Fue entonces cuando Kay se echó a llorar. Lloró tanto que la motita de espejo se le resbaló de los ojos, reconoció a Gerda y se puso muy, muy feliz.
– ¡Gerda! ¡Querida Gerda! ¿Dónde has estado todo este tiempo? Y yo, ¿dónde he estado? – exclamó Kay, mirando a su alrededor – ¡Pero qué lugar tan frío y vacío es este! ¡Hasta me da miedo!
Abrazó a Gerda, y ella rió y lloró de alegría; era todo tan hermoso que los pedazos de hielo a su alrededor comenzaron a bailar. Gerda besó la mejilla de Kay y sus buenos colores regresaron; besó sus ojos, y brillaron como los suyos; besó sus manos y pies, y Kay volvió a estar fuerte y sana.
De la mano, los dos abandonaron el castillo. Hablaron de la abuela y de las rosas del techo; dondequiera que iban, el viento se calmaba y el sol brillaba. Junto al arbusto de bayas, los renos los esperaban y los llevaron a la casa de la mujer finlandesa, donde se calentaron, y luego a la casa de la mujer de Laponia, quien les hizo ropa nueva y les consiguió un trineo. Y luego Gerda y Kay se marcharon de nuevo. En el camino también encontraron a la hija de los ladrones, montada en un hermoso caballo. ¡Fue una alegría!

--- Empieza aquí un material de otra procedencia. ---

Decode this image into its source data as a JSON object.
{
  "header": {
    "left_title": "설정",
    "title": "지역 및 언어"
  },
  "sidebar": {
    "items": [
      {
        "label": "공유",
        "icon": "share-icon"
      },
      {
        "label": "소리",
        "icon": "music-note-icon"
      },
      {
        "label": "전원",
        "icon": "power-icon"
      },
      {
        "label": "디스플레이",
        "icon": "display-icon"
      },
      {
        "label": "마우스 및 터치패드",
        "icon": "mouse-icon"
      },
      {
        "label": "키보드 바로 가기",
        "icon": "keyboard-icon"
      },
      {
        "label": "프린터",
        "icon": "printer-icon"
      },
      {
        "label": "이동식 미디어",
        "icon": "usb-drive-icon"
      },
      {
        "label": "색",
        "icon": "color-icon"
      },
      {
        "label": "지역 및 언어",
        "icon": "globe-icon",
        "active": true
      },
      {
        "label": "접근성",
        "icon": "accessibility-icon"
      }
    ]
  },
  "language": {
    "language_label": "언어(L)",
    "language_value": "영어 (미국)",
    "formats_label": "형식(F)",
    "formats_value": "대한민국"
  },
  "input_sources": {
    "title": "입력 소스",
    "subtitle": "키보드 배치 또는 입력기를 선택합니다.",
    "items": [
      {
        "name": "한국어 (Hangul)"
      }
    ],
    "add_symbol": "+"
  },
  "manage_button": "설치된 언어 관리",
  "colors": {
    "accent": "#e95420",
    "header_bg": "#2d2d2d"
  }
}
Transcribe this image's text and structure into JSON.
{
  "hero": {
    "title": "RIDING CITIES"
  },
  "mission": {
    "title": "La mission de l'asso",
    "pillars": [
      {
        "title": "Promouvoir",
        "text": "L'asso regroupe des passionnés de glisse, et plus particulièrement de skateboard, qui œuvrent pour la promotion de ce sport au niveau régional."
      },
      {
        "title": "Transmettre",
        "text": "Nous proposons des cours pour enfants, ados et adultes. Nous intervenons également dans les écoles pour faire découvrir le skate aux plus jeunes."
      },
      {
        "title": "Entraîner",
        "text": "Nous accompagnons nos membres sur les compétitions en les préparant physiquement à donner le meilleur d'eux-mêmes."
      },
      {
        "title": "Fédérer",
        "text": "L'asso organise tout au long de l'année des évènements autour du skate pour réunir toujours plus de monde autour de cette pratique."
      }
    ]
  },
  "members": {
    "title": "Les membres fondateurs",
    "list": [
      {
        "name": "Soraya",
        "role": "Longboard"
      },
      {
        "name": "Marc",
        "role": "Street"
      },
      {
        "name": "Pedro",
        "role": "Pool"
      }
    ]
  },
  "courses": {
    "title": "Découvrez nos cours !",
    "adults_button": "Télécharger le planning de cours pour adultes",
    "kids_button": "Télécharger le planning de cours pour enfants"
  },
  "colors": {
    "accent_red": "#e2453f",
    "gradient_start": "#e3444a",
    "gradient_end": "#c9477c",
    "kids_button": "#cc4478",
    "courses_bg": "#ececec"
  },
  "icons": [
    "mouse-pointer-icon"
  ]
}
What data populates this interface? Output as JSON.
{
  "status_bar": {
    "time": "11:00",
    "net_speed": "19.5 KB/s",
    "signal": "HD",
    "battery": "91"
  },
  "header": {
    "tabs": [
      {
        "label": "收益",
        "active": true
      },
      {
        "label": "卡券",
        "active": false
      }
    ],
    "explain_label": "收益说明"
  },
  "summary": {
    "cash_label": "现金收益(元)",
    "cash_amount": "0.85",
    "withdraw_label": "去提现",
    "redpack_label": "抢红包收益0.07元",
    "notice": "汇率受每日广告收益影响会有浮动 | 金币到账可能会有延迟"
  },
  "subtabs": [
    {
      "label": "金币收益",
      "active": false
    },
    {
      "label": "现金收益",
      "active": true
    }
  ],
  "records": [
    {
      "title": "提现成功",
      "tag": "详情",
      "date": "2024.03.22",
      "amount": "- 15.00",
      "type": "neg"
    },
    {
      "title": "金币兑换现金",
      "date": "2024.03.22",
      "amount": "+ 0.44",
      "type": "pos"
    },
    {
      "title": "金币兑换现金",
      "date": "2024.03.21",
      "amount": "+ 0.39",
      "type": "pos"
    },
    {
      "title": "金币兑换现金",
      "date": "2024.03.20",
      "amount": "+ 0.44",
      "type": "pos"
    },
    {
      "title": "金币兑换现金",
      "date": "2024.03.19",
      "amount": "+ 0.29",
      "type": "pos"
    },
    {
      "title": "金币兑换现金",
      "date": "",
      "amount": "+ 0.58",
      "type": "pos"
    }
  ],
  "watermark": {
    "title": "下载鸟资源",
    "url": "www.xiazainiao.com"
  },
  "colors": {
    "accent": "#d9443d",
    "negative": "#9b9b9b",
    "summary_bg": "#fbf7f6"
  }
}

- ¡Me pareces un tipo muy agradable para estar dando vueltas! - Le dijo a Kay - Porque me gustaría saber si mereces que alguien corra hasta el fin del mundo por tu culpa.
Estrechándoles la mano, prometió visitarlos tan pronto como llegara al pueblo donde vivían.
Kay y Gerda continuaron su viaje de la mano. La primavera estaba en su apogeo, la tierra toda verde y cubierta de flores; repicaron las campanas y reconocieron su propia ciudad; fueron a la casa de su abuela, entraron a la sala, y todo estaba allí como antes. El reloj hacía tictac y sus manecillas giraban.
Pero tan pronto como cruzaron la puerta, Kay y Gerda notaron que habían crecido, que eran adultos. Las rosas florecían, entrando por la ventana, y estaban las sillas de cuando eran niños. Kay y Gerda se sentaron y continuaron cogidas de la mano. Habían olvidado el gran palacio helado y desierto de la reina de las nieves, como se olvida una pesadilla. Mirándose a los ojos, entendieron la vieja canción una vez más:
“¡Las rosas se visten de color y de luz!
¡Y vamos a ver al Niño Jesús!”.
Y allí se quedaron los dos, adultos sí, pero también niños, niños de corazón, ya su alrededor era verano, un verano cálido y bendito.